One member didn’t look like an ageing surfing guru. He looked like he may still surf, though he possibly wouldn't want his slicked back hair damaged.
The man in question is Jesse Wood, who replaces original guitarist Kenwyn House.
Jack said: “We always loved Kenywn’s playing but it has gotten difficult to create new work with him and be a great rock n roll band.
“Our drummer Dominic had played with Jesses before and had a good feeling about him. He’s got a great sound when he plays guitar.
“He’s a little bit Stonesy but has contemporary touches, too.”
Before you ask, yes, Jesses is Ron Wood’s son.
I suggest to Jack that despite hit albums such as Replenish, Glow and Rides and a sound that welds gritty guitar riffs with big choruses and soulful, scorched vocals from larger than life frontman Gary Stinger, Reef have never quite become as big as they might have been worldwide.
Jack is happy to admit the course of success didn’t run entirely smoothly during the days when they were the rock band Britpop fans could like.
“We weren’t quite ready for fame. We weren’t ready for the things you have to do to be successful in the USA, all those things which matter but have nothing to do with the music.
“It was also hard to categorise us, musically.”
Reef took a break in 2003 after their record label turned their planned new album into a ‘best of’ set with only a few new tracks.
Jack is sanguine about it rather than bitter.
“We weren’t chuffed but I don’t think we were capable of writing a whole album at that point.

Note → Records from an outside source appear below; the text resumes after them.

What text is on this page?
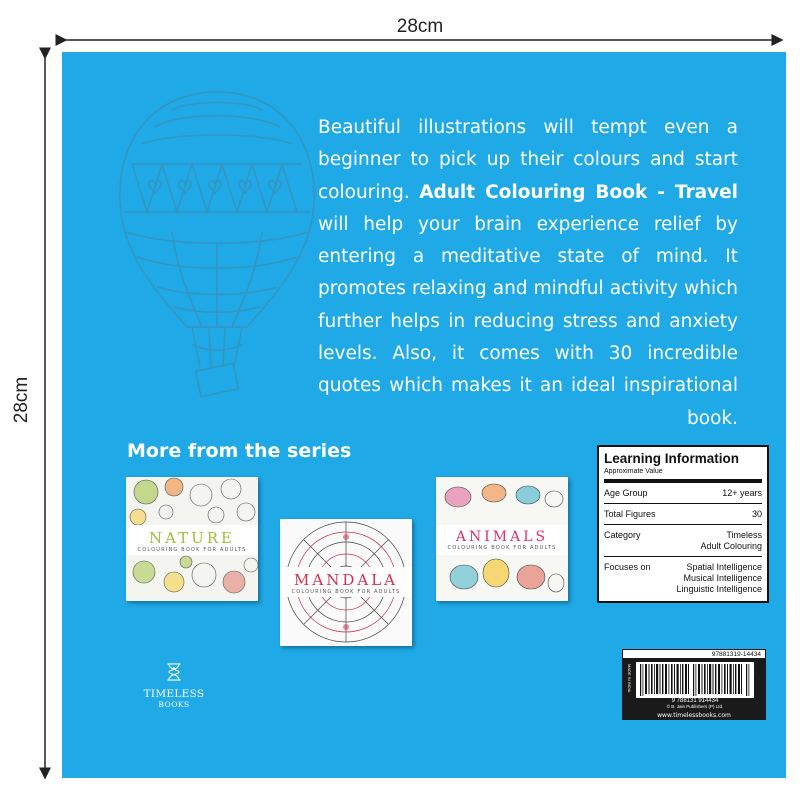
28cm
28cm

Beautiful illustrations will tempt even a beginner to pick up their colours and start colouring. Adult Colouring Book - Travel will help your brain experience relief by entering a meditative state of mind. It promotes relaxing and mindful activity which further helps in reducing stress and anxiety levels. Also, it comes with 30 incredible quotes which makes it an ideal inspirational book.

More from the series
NATURE
COLOURING BOOK FOR ADULTS
MANDALA
COLOURING BOOK FOR ADULTS
ANIMALS
COLOURING BOOK FOR ADULTS
Learning Information
Approximate Value
Age Group	12+ years
Total Figures	30
Category	Timeless
Adult Colouring
Focuses on	Spatial Intelligence
Musical Intelligence
Linguistic Intelligence
97881319-14434
9 788131 914434
© B. Jain Publishers (P) Ltd.
MADE IN INDIA	BN3036
www.timelessbooks.com
TIMELESS
BOOKS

The songs we did write, we were proud of.
“We never called it completely quits. We just needed a break. We’ve ended up in a cool place.”
Now that Reef are a band with a 20-year history with the son of a Rolling Stone on board, they’ve got the pedigree of the major rock band they deserved to become.
As one of their biggest hits says, they have, indeed, come back brighter.
“We are really excited about where we are now. It’s wicked. The guy who originally got us signed back in the day is back with us.
“We’re getting played on the radio again. People believe in us again and are opening doors for us.”
The new Reef are not along simply for the ride. To be convinced, just play the recent live album they recorded over two fevered nights of homecoming at St Ives shows
The setlists featured a few brand new tracks which sound strong and Jack says the band are planning to go into the studio in April or May with the aim of recording a whole new album.
So, place your hands and get ready to applaud the new Reef.
Silver surfers or not, it looks like they’re on a rising curve once more.
Jack said: “We’re playing seven new songs on tour. It’s full-on live. Pumping bass and new Hammond keyboards.
“We’re a great live band. We’re a proper rock n roll band again.”